Never mind. When the war was over he'd go back to Mom. She'd be surprised to see how he'd grown.

In the darkness Micky Argyle expelled his breath in a long hiss.

The war was over. They'd licked Hitler and Mussolini. Some of the children were going back. Soon, now...

And then she had come back from London and had said that he was going to stay at Sunny Point and be her own little boy...

He had said: "Where's my Mom? Did a bomb get her?"

If she had been killed by a bomb - well, that would be not too bad. It happened to boys' mothers.

But Mrs. Argyle said "No," she hadn't been killed. But she had some rather difficult work to do and couldn't look after a child very well - that sort of thing, anyway; soft soap, meaning nothing... His Mom didn't love him, didn't want him back - he'd got to stay here, for ever...

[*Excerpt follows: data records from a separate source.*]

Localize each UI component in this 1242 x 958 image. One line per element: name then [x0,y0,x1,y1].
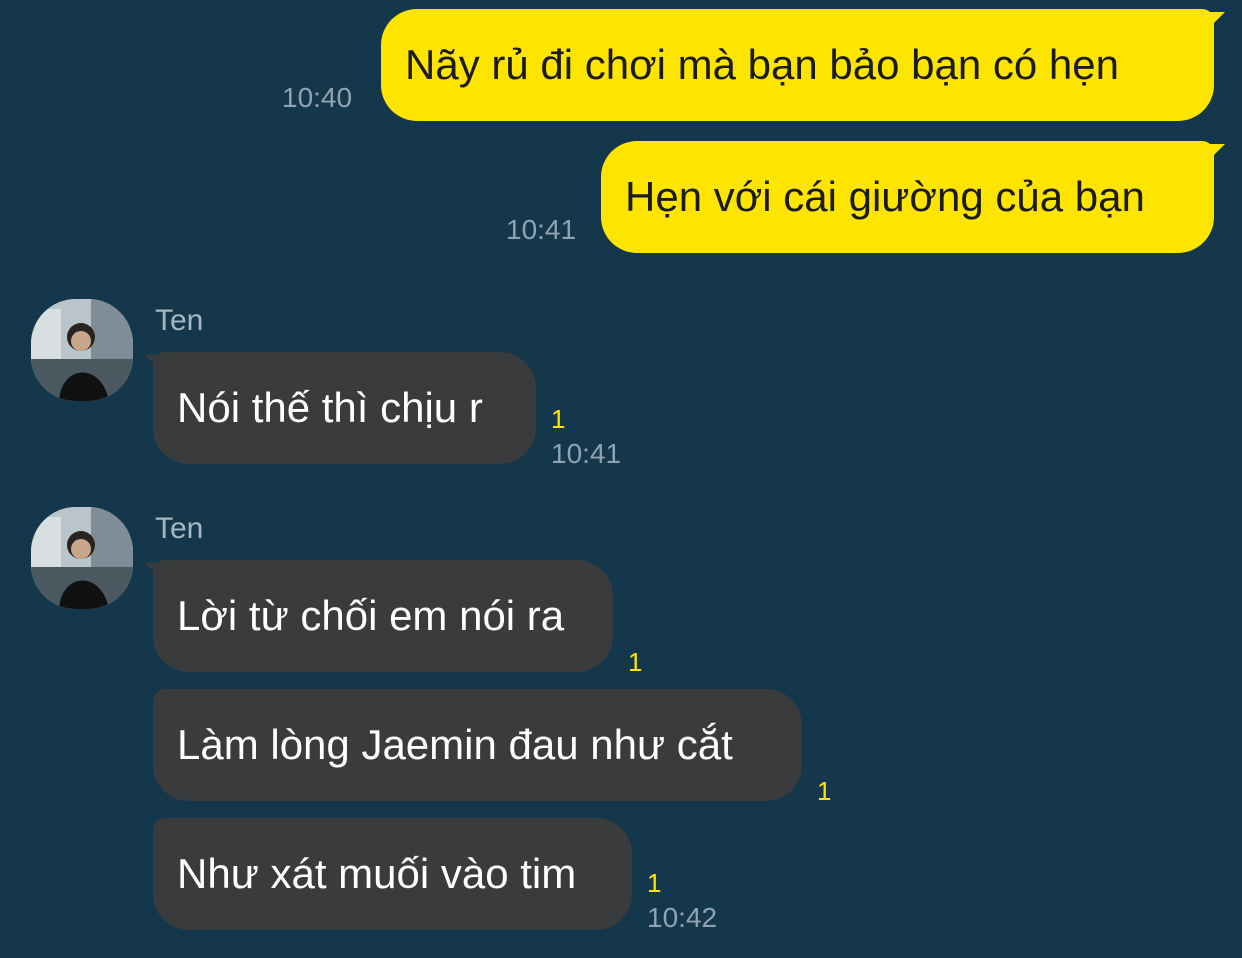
message-timestamp: 10:41 [551,438,622,469]
outgoing-message-bubble[interactable]: Hẹn với cái giường của bạn [601,141,1214,253]
incoming-message-bubble[interactable]: Làm lòng Jaemin đau như cắt [153,689,802,801]
bubble-tail [1205,144,1225,164]
sender-name: Ten [155,304,204,337]
incoming-message-bubble[interactable]: Nói thế thì chịu r [153,352,536,464]
message-timestamp: 10:41 [506,214,577,245]
bubble-tail [1205,12,1225,32]
profile-photo-icon [31,299,133,401]
message-timestamp: 10:42 [647,902,718,933]
message-timestamp: 10:40 [282,82,353,113]
unread-count: 1 [551,404,566,434]
incoming-message-bubble[interactable]: Như xát muối vào tim [153,818,632,930]
unread-count: 1 [817,776,832,806]
unread-count: 1 [647,868,662,898]
outgoing-message-bubble[interactable]: Nãy rủ đi chơi mà bạn bảo bạn có hẹn [381,9,1214,121]
avatar[interactable] [31,299,133,401]
sender-name: Ten [155,512,204,545]
chat-message-list[interactable]: Nãy rủ đi chơi mà bạn bảo bạn có hẹn 10:… [0,0,1242,958]
incoming-message-bubble[interactable]: Lời từ chối em nói ra [153,560,613,672]
profile-photo-icon [31,507,133,609]
unread-count: 1 [628,647,643,677]
avatar[interactable] [31,507,133,609]
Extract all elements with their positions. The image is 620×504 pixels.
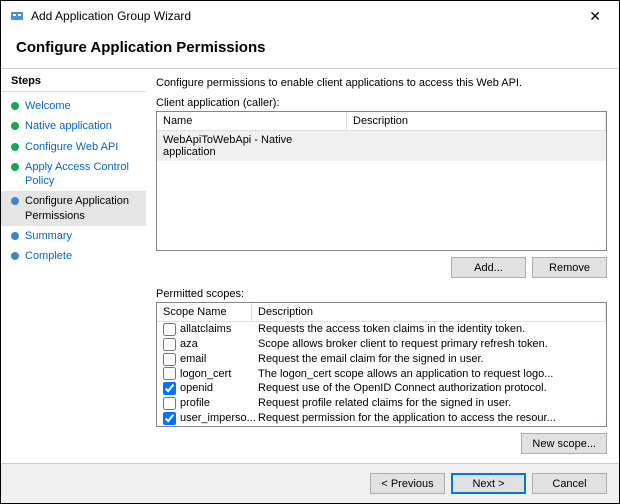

He'd sneaked round after that, trying to overhear conversations, and at last he did hear something, just a fragment between Mrs. Argyle and her husband. "Only too pleased to get rid of him - absolutely indifferent and something about a hundred pounds. So then he knew - his mother

had sold him for a hundred pounds..."

The humiliation - the pain - he'd never got over it... And she had bought him! He saw her, vaguely, as embodied power, someone against whom

he, in his puny strength, was helpless. But he'd grow up, he'd be strong one day, a man. And then he'd kill her...

He felt better once he'd made that resolution.

Later, when he went away to school, things were not so bad. But he hated the holidays - because of her. Arranging everything, planning, giving him all sorts of presents. Looking puzzled, because he was so undemonstrative. He hated being kissed by her... And later still, he'd taken a pleasure in thwarting her silly plans for him. Going into a bank!

An oil company. Not he. He'd go and find work for himself.

It was when he was at the university that he'd tried to trace his mother. She'd been dead for some years, he discovered - in a car crash with a man who'd been driving roaring drunk...

So why not forget it all? Why not just have a good time and get on with life? He didn't know why not.

And now - what was going to happen now? She was dead, wasn't she?

Thinking she'd bought him for a miserable hundred pounds. Thinking she could buy anything - houses and cars - and children, since she hadn't any of her own. Thinking she was God Almighty!

Well, she wasn't. Just a crack on the head with a poker and she was a corpse like any other corpse! (like the golden haired corpse in a car smash on the Great North Road...)

She was dead, wasn't she? Why worry?

What was the matter with him? Was it - that he couldn't hate her any more because she was dead?

So that was Death...

He felt lost without his hatred - lost and afraid.